She slammed down her wine, started to storm for the door. When he simply stepped into her path, her fists bunched. “Go ahead,” he invited, as if amused. “Take a shot.”
“I ought to. You’re obstructing justice, pal.”
In challenge, he leaned in a little more. “Arrest me.”
“This isn’t about you, goddamn it, so just move and let me work.”
“And again, no.” He caught her chin in his hand, kissed her with more force. Drew back. “I love you.”
She spun away from him, but not before he saw both the fury and frustration on her face. “Low blow. Fucking low blow.”
“It was, yes. Sod me, I’m a bastard.”
She rubbed her hands over her face, raked them back through her damp hair. Kicked the dresser. Coming around now, he thought. He picked up her wine, crossed over to hand it back to her.
“It doesn’t have anything to do with the case, okay? I’m just pissed off it has a hook in me.”
“Then take the hook out. Otherwise, aren’t you the one obstructing justice?”
She took a slow sip, watching him over the rim. “You may be a bastard, but you’re a cagey one. Okay. Okay. We followed through on some information,” she began, and told him about Solas.
“So I find myself thinking, this Lino or whoever the hell he is, he may have killed Flores. Murdered him in cold blood for all I know. He was a killer.”
“You established that?”
“He was Soldados. Badasses in El Barrio. He had the gang tat, had it removed before the ID. They were a New York gang back in the day, and his tat indicates he was high up the chain. He had the Soldados kill mark on the tattoo, so he killed, at least once.”

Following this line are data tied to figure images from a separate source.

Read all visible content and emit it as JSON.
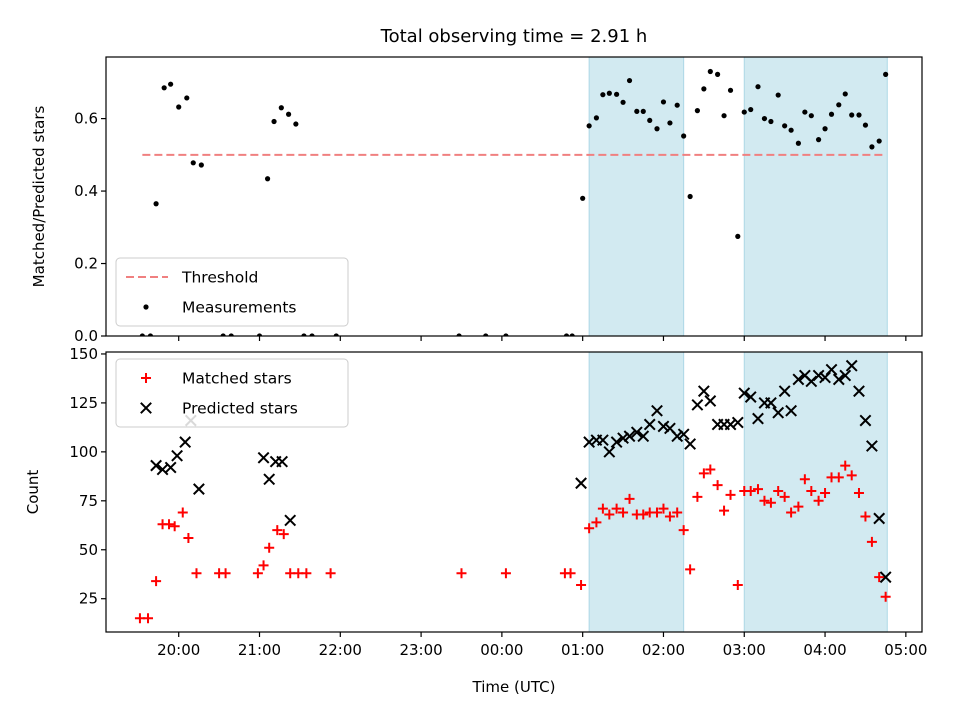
{
  "chart_data": [
    {
      "type": "scatter",
      "title": "Total observing time = 2.91 h",
      "xlabel": "",
      "ylabel": "Matched/Predicted stars",
      "x_unit": "hours since 00:00 UTC (negative = previous evening)",
      "xlim": [
        -4.9,
        5.2
      ],
      "ylim": [
        0.0,
        0.77
      ],
      "yticks": [
        0.0,
        0.2,
        0.4,
        0.6
      ],
      "ytick_labels": [
        "0.0",
        "0.2",
        "0.4",
        "0.6"
      ],
      "legend_position": "lower-left",
      "shaded_intervals": [
        [
          1.08,
          2.25
        ],
        [
          3.0,
          4.77
        ]
      ],
      "shade_color": "#add8e6",
      "threshold": {
        "name": "Threshold",
        "y": 0.5,
        "x_start": -4.45,
        "x_end": 4.75,
        "color": "#f08080"
      },
      "series": [
        {
          "name": "Measurements",
          "color": "#000000",
          "marker": "dot",
          "points": [
            [
              -4.45,
              0.0
            ],
            [
              -4.35,
              0.0
            ],
            [
              -4.28,
              0.365
            ],
            [
              -4.18,
              0.685
            ],
            [
              -4.1,
              0.695
            ],
            [
              -4.0,
              0.632
            ],
            [
              -3.9,
              0.657
            ],
            [
              -3.82,
              0.478
            ],
            [
              -3.72,
              0.472
            ],
            [
              -3.45,
              0.0
            ],
            [
              -3.35,
              0.0
            ],
            [
              -3.0,
              0.0
            ],
            [
              -2.9,
              0.434
            ],
            [
              -2.82,
              0.592
            ],
            [
              -2.73,
              0.63
            ],
            [
              -2.64,
              0.612
            ],
            [
              -2.55,
              0.585
            ],
            [
              -2.45,
              0.0
            ],
            [
              -2.35,
              0.0
            ],
            [
              -2.05,
              0.0
            ],
            [
              -0.53,
              0.0
            ],
            [
              0.05,
              0.0
            ],
            [
              -0.2,
              0.0
            ],
            [
              0.8,
              0.0
            ],
            [
              0.87,
              0.0
            ],
            [
              1.0,
              0.38
            ],
            [
              1.08,
              0.58
            ],
            [
              1.17,
              0.602
            ],
            [
              1.25,
              0.666
            ],
            [
              1.33,
              0.67
            ],
            [
              1.42,
              0.667
            ],
            [
              1.5,
              0.645
            ],
            [
              1.58,
              0.705
            ],
            [
              1.67,
              0.62
            ],
            [
              1.75,
              0.62
            ],
            [
              1.83,
              0.595
            ],
            [
              1.92,
              0.572
            ],
            [
              2.0,
              0.646
            ],
            [
              2.08,
              0.588
            ],
            [
              2.17,
              0.637
            ],
            [
              2.25,
              0.552
            ],
            [
              2.33,
              0.385
            ],
            [
              2.42,
              0.622
            ],
            [
              2.5,
              0.682
            ],
            [
              2.58,
              0.73
            ],
            [
              2.67,
              0.722
            ],
            [
              2.75,
              0.608
            ],
            [
              2.83,
              0.678
            ],
            [
              2.92,
              0.275
            ],
            [
              3.0,
              0.618
            ],
            [
              3.08,
              0.625
            ],
            [
              3.17,
              0.688
            ],
            [
              3.25,
              0.6
            ],
            [
              3.33,
              0.592
            ],
            [
              3.42,
              0.665
            ],
            [
              3.5,
              0.58
            ],
            [
              3.58,
              0.568
            ],
            [
              3.67,
              0.532
            ],
            [
              3.75,
              0.618
            ],
            [
              3.83,
              0.608
            ],
            [
              3.92,
              0.542
            ],
            [
              4.0,
              0.572
            ],
            [
              4.08,
              0.612
            ],
            [
              4.17,
              0.638
            ],
            [
              4.25,
              0.668
            ],
            [
              4.33,
              0.61
            ],
            [
              4.42,
              0.61
            ],
            [
              4.5,
              0.582
            ],
            [
              4.58,
              0.522
            ],
            [
              4.67,
              0.538
            ],
            [
              4.75,
              0.722
            ]
          ]
        }
      ]
    },
    {
      "type": "scatter",
      "title": "",
      "xlabel": "Time (UTC)",
      "ylabel": "Count",
      "x_unit": "hours since 00:00 UTC (negative = previous evening)",
      "xlim": [
        -4.9,
        5.2
      ],
      "ylim": [
        8,
        151
      ],
      "yticks": [
        25,
        50,
        75,
        100,
        125,
        150
      ],
      "ytick_labels": [
        "25",
        "50",
        "75",
        "100",
        "125",
        "150"
      ],
      "xticks": [
        -4.0,
        -3.0,
        -2.0,
        -1.0,
        0.0,
        1.0,
        2.0,
        3.0,
        4.0,
        5.0
      ],
      "xtick_labels": [
        "20:00",
        "21:00",
        "22:00",
        "23:00",
        "00:00",
        "01:00",
        "02:00",
        "03:00",
        "04:00",
        "05:00"
      ],
      "legend_position": "upper-left",
      "shaded_intervals": [
        [
          1.08,
          2.25
        ],
        [
          3.0,
          4.77
        ]
      ],
      "shade_color": "#add8e6",
      "series": [
        {
          "name": "Matched stars",
          "color": "#ff0000",
          "marker": "plus",
          "points": [
            [
              -4.48,
              15
            ],
            [
              -4.38,
              15
            ],
            [
              -4.28,
              34
            ],
            [
              -4.2,
              63
            ],
            [
              -4.12,
              63
            ],
            [
              -4.05,
              62
            ],
            [
              -3.95,
              69
            ],
            [
              -3.88,
              56
            ],
            [
              -3.78,
              38
            ],
            [
              -3.5,
              38
            ],
            [
              -3.42,
              38
            ],
            [
              -3.02,
              38
            ],
            [
              -2.95,
              42
            ],
            [
              -2.88,
              51
            ],
            [
              -2.78,
              60
            ],
            [
              -2.7,
              58
            ],
            [
              -2.62,
              38
            ],
            [
              -2.52,
              38
            ],
            [
              -2.42,
              38
            ],
            [
              -2.12,
              38
            ],
            [
              -0.5,
              38
            ],
            [
              0.05,
              38
            ],
            [
              0.78,
              38
            ],
            [
              0.85,
              38
            ],
            [
              0.98,
              32
            ],
            [
              1.08,
              61
            ],
            [
              1.17,
              64
            ],
            [
              1.25,
              71
            ],
            [
              1.33,
              68
            ],
            [
              1.42,
              71
            ],
            [
              1.5,
              69
            ],
            [
              1.58,
              76
            ],
            [
              1.67,
              68
            ],
            [
              1.75,
              68
            ],
            [
              1.83,
              69
            ],
            [
              1.92,
              69
            ],
            [
              2.0,
              71
            ],
            [
              2.08,
              67
            ],
            [
              2.17,
              69
            ],
            [
              2.25,
              60
            ],
            [
              2.33,
              40
            ],
            [
              2.42,
              77
            ],
            [
              2.5,
              89
            ],
            [
              2.58,
              91
            ],
            [
              2.67,
              83
            ],
            [
              2.75,
              70
            ],
            [
              2.83,
              78
            ],
            [
              2.92,
              32
            ],
            [
              3.0,
              80
            ],
            [
              3.08,
              80
            ],
            [
              3.17,
              81
            ],
            [
              3.25,
              75
            ],
            [
              3.33,
              74
            ],
            [
              3.42,
              80
            ],
            [
              3.5,
              77
            ],
            [
              3.58,
              69
            ],
            [
              3.67,
              72
            ],
            [
              3.75,
              86
            ],
            [
              3.83,
              80
            ],
            [
              3.92,
              75
            ],
            [
              4.0,
              79
            ],
            [
              4.08,
              87
            ],
            [
              4.17,
              87
            ],
            [
              4.25,
              93
            ],
            [
              4.33,
              88
            ],
            [
              4.42,
              79
            ],
            [
              4.5,
              67
            ],
            [
              4.58,
              54
            ],
            [
              4.67,
              36
            ],
            [
              4.75,
              26
            ]
          ]
        },
        {
          "name": "Predicted stars",
          "color": "#000000",
          "marker": "x",
          "points": [
            [
              -4.28,
              93
            ],
            [
              -4.2,
              91
            ],
            [
              -4.1,
              92
            ],
            [
              -4.02,
              98
            ],
            [
              -3.92,
              105
            ],
            [
              -3.85,
              116
            ],
            [
              -3.75,
              81
            ],
            [
              -2.95,
              97
            ],
            [
              -2.88,
              86
            ],
            [
              -2.8,
              95
            ],
            [
              -2.72,
              95
            ],
            [
              -2.62,
              65
            ],
            [
              0.98,
              84
            ],
            [
              1.08,
              105
            ],
            [
              1.17,
              106
            ],
            [
              1.25,
              106
            ],
            [
              1.33,
              100
            ],
            [
              1.42,
              105
            ],
            [
              1.5,
              107
            ],
            [
              1.58,
              108
            ],
            [
              1.67,
              110
            ],
            [
              1.75,
              108
            ],
            [
              1.83,
              114
            ],
            [
              1.92,
              121
            ],
            [
              2.0,
              113
            ],
            [
              2.08,
              112
            ],
            [
              2.17,
              108
            ],
            [
              2.25,
              109
            ],
            [
              2.33,
              104
            ],
            [
              2.42,
              124
            ],
            [
              2.5,
              131
            ],
            [
              2.58,
              126
            ],
            [
              2.67,
              114
            ],
            [
              2.75,
              114
            ],
            [
              2.83,
              114
            ],
            [
              2.92,
              115
            ],
            [
              3.0,
              130
            ],
            [
              3.08,
              128
            ],
            [
              3.17,
              117
            ],
            [
              3.25,
              125
            ],
            [
              3.33,
              125
            ],
            [
              3.42,
              120
            ],
            [
              3.5,
              131
            ],
            [
              3.58,
              121
            ],
            [
              3.67,
              137
            ],
            [
              3.75,
              139
            ],
            [
              3.83,
              136
            ],
            [
              3.92,
              139
            ],
            [
              4.0,
              138
            ],
            [
              4.08,
              142
            ],
            [
              4.17,
              137
            ],
            [
              4.25,
              139
            ],
            [
              4.33,
              144
            ],
            [
              4.42,
              131
            ],
            [
              4.5,
              116
            ],
            [
              4.58,
              103
            ],
            [
              4.67,
              66
            ],
            [
              4.75,
              36
            ]
          ]
        }
      ]
    }
  ]
}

“Harder, isn’t it, when your victim had made victims?”
“Maybe it is. Maybe. But at least he did something about this, about this kid. He beat the shit out of Solas, protected the kid, when nobody else did, would. He got her out, got her away.”
No one got you out, Roarke thought. No one got you away. Until you did it yourself.
“So we go to see the mother, get a gauge on whether she or the kidfucker might’ve done Lino.” Eve dug her hands into her pockets as she wandered the bedroom. “No chance on her, no way in hell. I can see it as soon as I see her, shaking and shuddering at the thought the husband got out of Rikers. I wanted to slap her.” Eve stopped, closed her eyes. “A slap’s more humiliating than a punch. I wanted to slap her—and I guess I did, verbally.”
He said nothing, waited for her to finish digging it out.
“She was there, goddamn it.” Her voice rang with it, with the anger, the misery, the bitterness. “She was right there when that son of a bitch was raping the kid, over and over. She let him beat her, and that’s her business, but she did nothing to help her own kid. Not a damn thing. Didn’t know, didn’t see, oh my poor baby. And I don’t get it. How can you not see, how can you not know?”
“I don’t know. Maybe some don’t see, refuse to know what they can’t stand.”
“It’s no excuse.”
“It’s not, no.”
“And I know it’s not like me, it’s not the same. My mother hated me, hated the fact of me. That’s something I remember, one of the few things I remember about her. If she’d been there when he raped me, I don’t think she’d have cared one way or the other. It’s not the same, but . . .” She stopped, pressed her fingers to her eyes.
“It pushed it back into your face,” Roarke finished. “It made it now again, instead of then.”
“I guess.”
“And wasn’t it worse, isn’t that what you think? Worse for this girl because there was someone there who should have seen, should have known, should have stopped it?”
“Yes, yes.” She dropped her hands. “And I found myself detesting this pitiful, sad, terrified woman and giving props to a dead man I strongly suspect—hell, I know—was a murderer.”
“Giving him props for doing the right thing for a child isn’t excusing the rest, Eve.”
Calmer, she picked up her wine again. “It got a hook in me,” she repeated. “Later, the priest came back to see me. The real one. López. There’s something about him.”